The main module serves as the primary entry point for training. It combines task definitions from the core module and data loading from the data module to execute model training via PyTorch Lightning’s Trainer. Users can flexibly switch between different datasets, models, and training strategies through configuration classes to perform experiments.

## 主要符号/Main symbols:

- Trainer: PyTorch Lightning 的训练控制器，用于管理训练过程。  
  
  Trainer: The PyTorch Lightning controller for managing the training process.

- ClassificationTask: 从 core 导入，用于模型训练的主要任务类。
  
  ClassificationTask: Imported from core, the primary task class for model training.

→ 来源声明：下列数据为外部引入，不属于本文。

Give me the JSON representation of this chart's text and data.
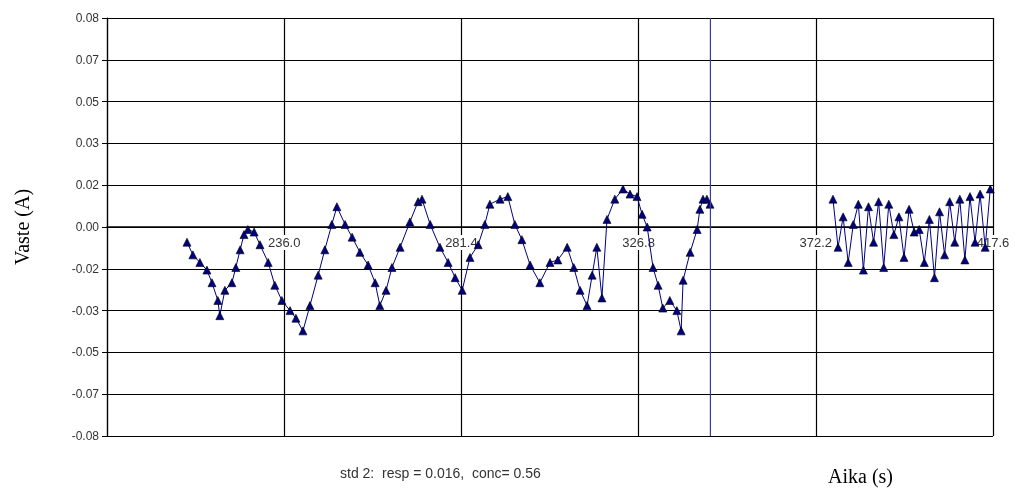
{
  "chart_data": {
    "type": "line",
    "xlabel": "Aika (s)",
    "ylabel": "Vaste (A)",
    "annotations": [
      "std 2:  resp = 0.016,  conc= 0.56"
    ],
    "xlim": [
      190.6,
      417.6
    ],
    "xticks": [
      {
        "value": 190.6,
        "label": null
      },
      {
        "value": 236.0,
        "label": "236.0"
      },
      {
        "value": 281.4,
        "label": "281.4"
      },
      {
        "value": 326.8,
        "label": "326.8"
      },
      {
        "value": 372.2,
        "label": "372.2"
      },
      {
        "value": 417.6,
        "label": "417.6"
      }
    ],
    "ylim": [
      -0.0825,
      0.0825
    ],
    "yticks": [
      {
        "value": -0.0825,
        "label": "-0.08"
      },
      {
        "value": -0.066,
        "label": "-0.07"
      },
      {
        "value": -0.0495,
        "label": "-0.05"
      },
      {
        "value": -0.033,
        "label": "-0.03"
      },
      {
        "value": -0.0165,
        "label": "-0.02"
      },
      {
        "value": 0,
        "label": "0.00"
      },
      {
        "value": 0.0165,
        "label": "0.02"
      },
      {
        "value": 0.033,
        "label": "0.03"
      },
      {
        "value": 0.0495,
        "label": "0.05"
      },
      {
        "value": 0.066,
        "label": "0.07"
      },
      {
        "value": 0.0825,
        "label": "0.08"
      }
    ],
    "grid": true,
    "marker": "triangle",
    "line_style": "solid",
    "ref_lines": [
      {
        "axis": "x",
        "value": 345.2,
        "color": "#3a3a9a"
      }
    ],
    "series": [
      {
        "color": "#000080",
        "x": [
          211.1,
          212.6,
          214.4,
          216.2,
          217.5,
          219.0,
          219.5,
          220.8,
          222.6,
          223.6,
          224.7,
          225.7,
          226.7,
          228.3,
          229.8,
          231.9,
          233.6,
          235.4,
          237.5,
          239.0,
          240.8,
          242.6,
          244.7,
          246.4,
          248.2,
          249.5,
          251.6,
          253.4,
          255.4,
          257.5,
          259.3,
          260.5,
          262.1,
          263.6,
          265.7,
          268.2,
          270.3,
          271.3,
          273.4,
          275.9,
          278.0,
          279.8,
          281.6,
          283.6,
          285.7,
          287.4,
          288.7,
          291.3,
          293.3,
          295.1,
          296.9,
          299.0,
          301.5,
          304.1,
          306.1,
          308.5,
          310.2,
          311.8,
          313.6,
          314.9,
          316.1,
          317.4,
          318.7,
          320.7,
          322.8,
          324.6,
          326.4,
          327.7,
          329.0,
          330.5,
          331.8,
          333.0,
          334.8,
          336.6,
          337.7,
          338.2,
          340.0,
          341.8,
          342.5,
          343.3,
          344.3,
          345.1,
          360.9,
          376.6,
          377.9,
          379.2,
          380.5,
          381.8,
          383.1,
          384.4,
          385.7,
          387.0,
          388.3,
          389.6,
          390.9,
          392.2,
          393.5,
          394.8,
          396.1,
          397.4,
          398.7,
          400.0,
          401.3,
          402.6,
          403.9,
          405.2,
          406.5,
          407.8,
          409.1,
          410.4,
          411.7,
          413.0,
          414.3,
          415.6,
          416.9
        ],
        "values": [
          -0.006,
          -0.011,
          -0.014,
          -0.017,
          -0.022,
          -0.029,
          -0.035,
          -0.025,
          -0.022,
          -0.016,
          -0.009,
          -0.003,
          -0.001,
          -0.002,
          -0.007,
          -0.014,
          -0.023,
          -0.029,
          -0.033,
          -0.036,
          -0.041,
          -0.031,
          -0.019,
          -0.009,
          0.001,
          0.008,
          0.001,
          -0.004,
          -0.01,
          -0.015,
          -0.022,
          -0.031,
          -0.025,
          -0.016,
          -0.008,
          0.002,
          0.01,
          0.011,
          0.001,
          -0.008,
          -0.014,
          -0.02,
          -0.025,
          -0.012,
          -0.007,
          0.001,
          0.009,
          0.011,
          0.012,
          0.001,
          -0.005,
          -0.015,
          -0.022,
          -0.014,
          -0.013,
          -0.008,
          -0.016,
          -0.025,
          -0.031,
          -0.019,
          -0.008,
          -0.028,
          0.003,
          0.011,
          0.015,
          0.013,
          0.012,
          0.005,
          0.0,
          -0.016,
          -0.023,
          -0.032,
          -0.029,
          -0.033,
          -0.041,
          -0.021,
          -0.01,
          -0.001,
          0.007,
          0.011,
          0.011,
          0.009,
          null,
          0.011,
          -0.008,
          0.004,
          -0.014,
          0.001,
          0.009,
          -0.017,
          0.008,
          -0.006,
          0.01,
          -0.016,
          0.009,
          -0.003,
          0.004,
          -0.012,
          0.007,
          -0.002,
          -0.001,
          -0.014,
          0.003,
          -0.02,
          0.006,
          -0.011,
          0.01,
          -0.006,
          0.011,
          -0.013,
          0.012,
          -0.006,
          0.013,
          -0.008,
          0.015
        ]
      }
    ]
  }
}
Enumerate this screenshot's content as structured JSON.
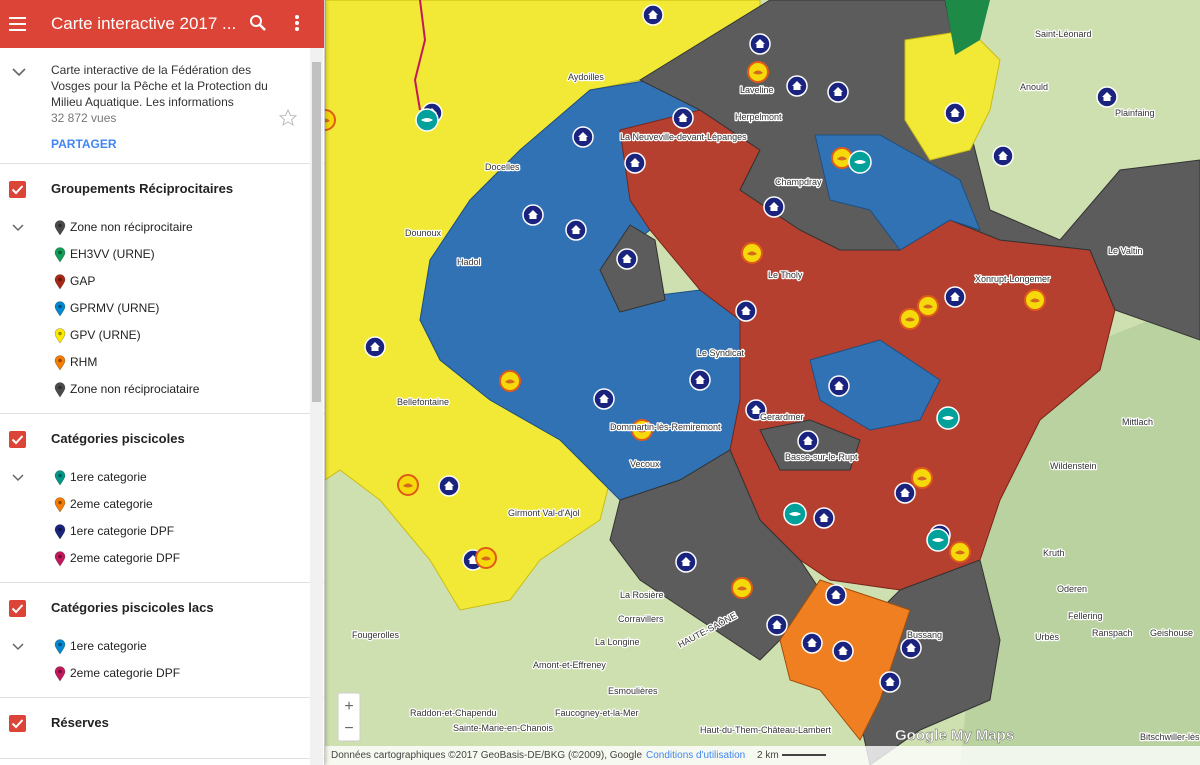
{
  "header": {
    "title": "Carte interactive 2017 ..."
  },
  "description": {
    "text": "Carte interactive de la Fédération des Vosges pour la Pêche et la Protection du Milieu Aquatique. Les informations",
    "views": "32 872 vues",
    "share": "PARTAGER"
  },
  "layers": [
    {
      "title": "Groupements Réciprocitaires",
      "items": [
        {
          "label": "Zone non réciprocitaire",
          "color": "#4a4a4a"
        },
        {
          "label": "EH3VV (URNE)",
          "color": "#0f9d58"
        },
        {
          "label": "GAP",
          "color": "#a52714"
        },
        {
          "label": "GPRMV (URNE)",
          "color": "#0288d1"
        },
        {
          "label": "GPV (URNE)",
          "color": "#ffea00"
        },
        {
          "label": "RHM",
          "color": "#f57c00"
        },
        {
          "label": "Zone non réciprociataire",
          "color": "#4a4a4a"
        }
      ]
    },
    {
      "title": "Catégories piscicoles",
      "items": [
        {
          "label": "1ere categorie",
          "color": "#009688"
        },
        {
          "label": "2eme categorie",
          "color": "#f57c00"
        },
        {
          "label": "1ere categorie DPF",
          "color": "#1a237e"
        },
        {
          "label": "2eme categorie DPF",
          "color": "#c2185b"
        }
      ]
    },
    {
      "title": "Catégories piscicoles lacs",
      "items": [
        {
          "label": "1ere categorie",
          "color": "#0288d1"
        },
        {
          "label": "2eme categorie DPF",
          "color": "#c2185b"
        }
      ]
    },
    {
      "title": "Réserves",
      "items": []
    }
  ],
  "map": {
    "labels": [
      "Saint-Léonard",
      "Anould",
      "Plainfaing",
      "Laveline",
      "Herpelmont",
      "Champdray",
      "Le Tholy",
      "Xonrupt-Longemer",
      "Le Syndicat",
      "Gerardmer",
      "Basse-sur-le-Rupt",
      "Vecoux",
      "Dommartin-lès-Remiremont",
      "Bellefontaine",
      "Girmont Val-d'Ajol",
      "La Rosière",
      "Corravillers",
      "La Longine",
      "Amont-et-Effreney",
      "Esmoulières",
      "Fougerolles",
      "Raddon-et-Chapendu",
      "Faucogney-et-la-Mer",
      "Sainte-Marie-en-Chanois",
      "Haut-du-Them-Château-Lambert",
      "Mittlach",
      "Wildenstein",
      "Kruth",
      "Oderen",
      "Fellering",
      "Urbès",
      "Ranspach",
      "Geishouse",
      "Bitschwiller-lès-Thann",
      "Le Valtin",
      "Dounoux",
      "Hadol",
      "La Neuveville-devant-Lépanges",
      "Docelles",
      "Aydoilles",
      "Bussang",
      "HAUTE-SAÔNE"
    ],
    "attribution": "Données cartographiques ©2017 GeoBasis-DE/BKG (©2009), Google",
    "terms": "Conditions d'utilisation",
    "scale": "2 km",
    "logo": "Google My Maps"
  }
}
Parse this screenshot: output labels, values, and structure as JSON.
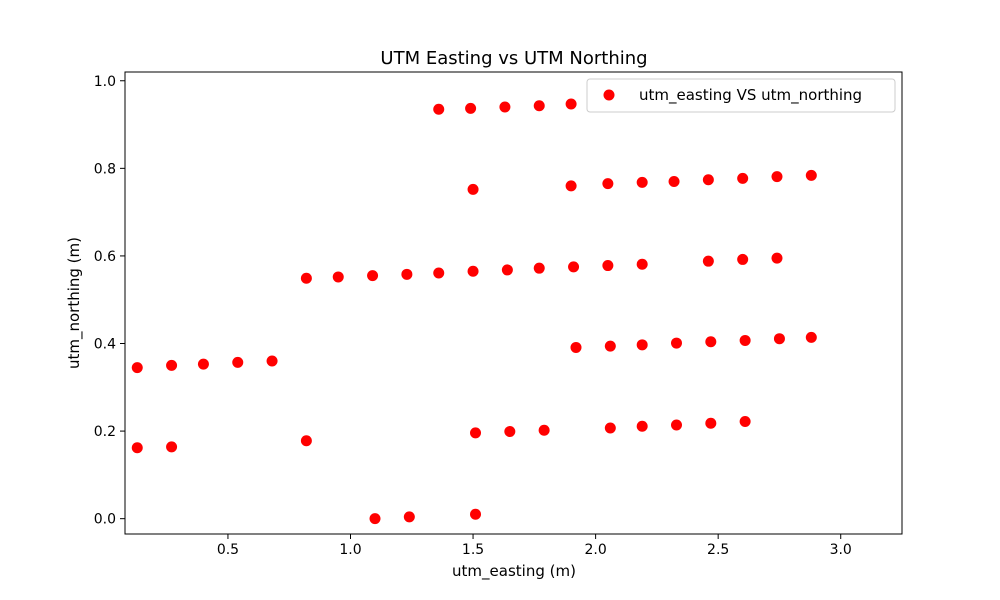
{
  "chart_data": {
    "type": "scatter",
    "title": "UTM Easting vs UTM Northing",
    "xlabel": "utm_easting (m)",
    "ylabel": "utm_northing (m)",
    "xlim": [
      0.08,
      3.25
    ],
    "ylim": [
      -0.035,
      1.02
    ],
    "xticks": [
      0.5,
      1.0,
      1.5,
      2.0,
      2.5,
      3.0
    ],
    "xtick_labels": [
      "0.5",
      "1.0",
      "1.5",
      "2.0",
      "2.5",
      "3.0"
    ],
    "yticks": [
      0.0,
      0.2,
      0.4,
      0.6,
      0.8,
      1.0
    ],
    "ytick_labels": [
      "0.0",
      "0.2",
      "0.4",
      "0.6",
      "0.8",
      "1.0"
    ],
    "grid": false,
    "legend_position": "top-right",
    "series": [
      {
        "name": "utm_easting VS utm_northing",
        "color": "#ff0000",
        "marker": "circle",
        "points": [
          [
            1.36,
            0.935
          ],
          [
            1.49,
            0.937
          ],
          [
            1.63,
            0.94
          ],
          [
            1.77,
            0.943
          ],
          [
            1.9,
            0.947
          ],
          [
            1.5,
            0.752
          ],
          [
            1.9,
            0.76
          ],
          [
            2.05,
            0.765
          ],
          [
            2.19,
            0.768
          ],
          [
            2.32,
            0.77
          ],
          [
            2.46,
            0.774
          ],
          [
            2.6,
            0.777
          ],
          [
            2.74,
            0.781
          ],
          [
            2.88,
            0.784
          ],
          [
            0.82,
            0.549
          ],
          [
            0.95,
            0.552
          ],
          [
            1.09,
            0.555
          ],
          [
            1.23,
            0.558
          ],
          [
            1.36,
            0.561
          ],
          [
            1.5,
            0.565
          ],
          [
            1.64,
            0.568
          ],
          [
            1.77,
            0.572
          ],
          [
            1.91,
            0.575
          ],
          [
            2.05,
            0.578
          ],
          [
            2.19,
            0.581
          ],
          [
            2.46,
            0.588
          ],
          [
            2.6,
            0.592
          ],
          [
            2.74,
            0.595
          ],
          [
            0.13,
            0.345
          ],
          [
            0.27,
            0.35
          ],
          [
            0.4,
            0.353
          ],
          [
            0.54,
            0.357
          ],
          [
            0.68,
            0.36
          ],
          [
            1.92,
            0.391
          ],
          [
            2.06,
            0.394
          ],
          [
            2.19,
            0.397
          ],
          [
            2.33,
            0.401
          ],
          [
            2.47,
            0.404
          ],
          [
            2.61,
            0.407
          ],
          [
            2.75,
            0.411
          ],
          [
            2.88,
            0.414
          ],
          [
            0.13,
            0.162
          ],
          [
            0.27,
            0.164
          ],
          [
            0.82,
            0.178
          ],
          [
            1.51,
            0.196
          ],
          [
            1.65,
            0.199
          ],
          [
            1.79,
            0.202
          ],
          [
            2.06,
            0.207
          ],
          [
            2.19,
            0.211
          ],
          [
            2.33,
            0.214
          ],
          [
            2.47,
            0.218
          ],
          [
            2.61,
            0.222
          ],
          [
            1.1,
            0.0
          ],
          [
            1.24,
            0.004
          ],
          [
            1.51,
            0.01
          ]
        ]
      }
    ]
  }
}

- CIFAR100DataModule: 从 data 导入的数据加载模块。
  
  CIFAR100DataModule: Data loading module imported from data.

In [1]:
#| default_exp __main__

In [2]:
#| hide
%load_ext autoreload
%autoreload 2
from nbdev.showdoc import *

In [1]:
#| export
from namable_classify.core import ClassificationTask, ClassificationTaskConfig
config = ClassificationTaskConfig()
# config.learning_rate = 1e-1
# config.learning_rate = 1
config.learning_rate = 1e-3
# config.learning_rate = 3e-4
# config.learning_rate = 1e-6
config.dataset_config.batch_size = 64
cls_task = ClassificationTask(config)
cls_task.print_model_pretty()
import torch
# cls_task.cls_model = torch.compile(cls_task.cls_model, mode='reduce-overhead')
#  fullgraph=True

Seed set to 0


In [4]:
# #| export
# import lightning as L
# trainer = L.Trainer()
# from lightning.pytorch.tuner import Tuner
# tuner = Tuner(trainer)
# found_batch_size = tuner.scale_batch_size(cls_task, datamodule=cls_task.lit_data, 
#                                         #   mode='binsearch', 
#                                           mode='power', 
#                                           init_val=64)
# # found_batch_size, cls_task.lit_data.hparams.batch_size
# print(f"Found batch size: {found_batch_size}")

In [5]:
# #| export

# lr_finder = tuner.lr_find(cls_task, datamodule=cls_task.lit_data, 
#                         #   max_lr=1e-2
#                           )
# print(lr_finder.results)

# fig = lr_finder.plot(suggest=True)
# from matplotlib import pyplot as plt
# from namable_classify.utils import runs_figs_path
# plt.savefig(runs_figs_path/'lr_finder.png')
# # fig.show()
# new_lr = lr_finder.suggestion()
# # new_lr, cls_task.hparams.learning_rate
# print("New learning rate: ", new_lr)

In [2]:
#| export
import lightning as L
from namable_classify.utils import runs_path
from lightning.pytorch.callbacks.early_stopping import EarlyStopping
from lightning.pytorch.callbacks import ModelSummary, StochasticWeightAveraging, DeviceStatsMonitor
from lightning.pytorch.loggers import TensorBoardLogger, CSVLogger

trainer = L.Trainer(default_root_dir=runs_path, enable_checkpointing=True, 
                    enable_model_summary=True, 
                    num_sanity_val_steps=2, # 防止 val 在训了好久train才发现崩溃
                    callbacks=[
                        # EarlyStopping(monitor="val_loss", mode="min")
                        EarlyStopping(monitor="val_acc1", mode="max", check_finite=True, 
                                      patience=5, 
                                      check_on_train_epoch_end=False,  # check on validation end
                                      verbose=True),
                        ModelSummary(max_depth=3),
                        # StochasticWeightAveraging(swa_lrs=1e-2), 
                        DeviceStatsMonitor(cpu_stats=True)
                               ]
                    
                    # , gradient_clip_val=1.0, gradient_clip_algorithm="value"
                    , logger=[TensorBoardLogger(save_dir=runs_path/"tensorboard"), CSVLogger(save_dir=runs_path)]
                    # , profiler="simple"
                    # , fast_dev_run=True
                    # limit_train_batches=10, limit_val_batches=5
                    # strategy="ddp", accelerator="gpu", devices=4
                    )
trainer.fit(cls_task, datamodule=cls_task.lit_data)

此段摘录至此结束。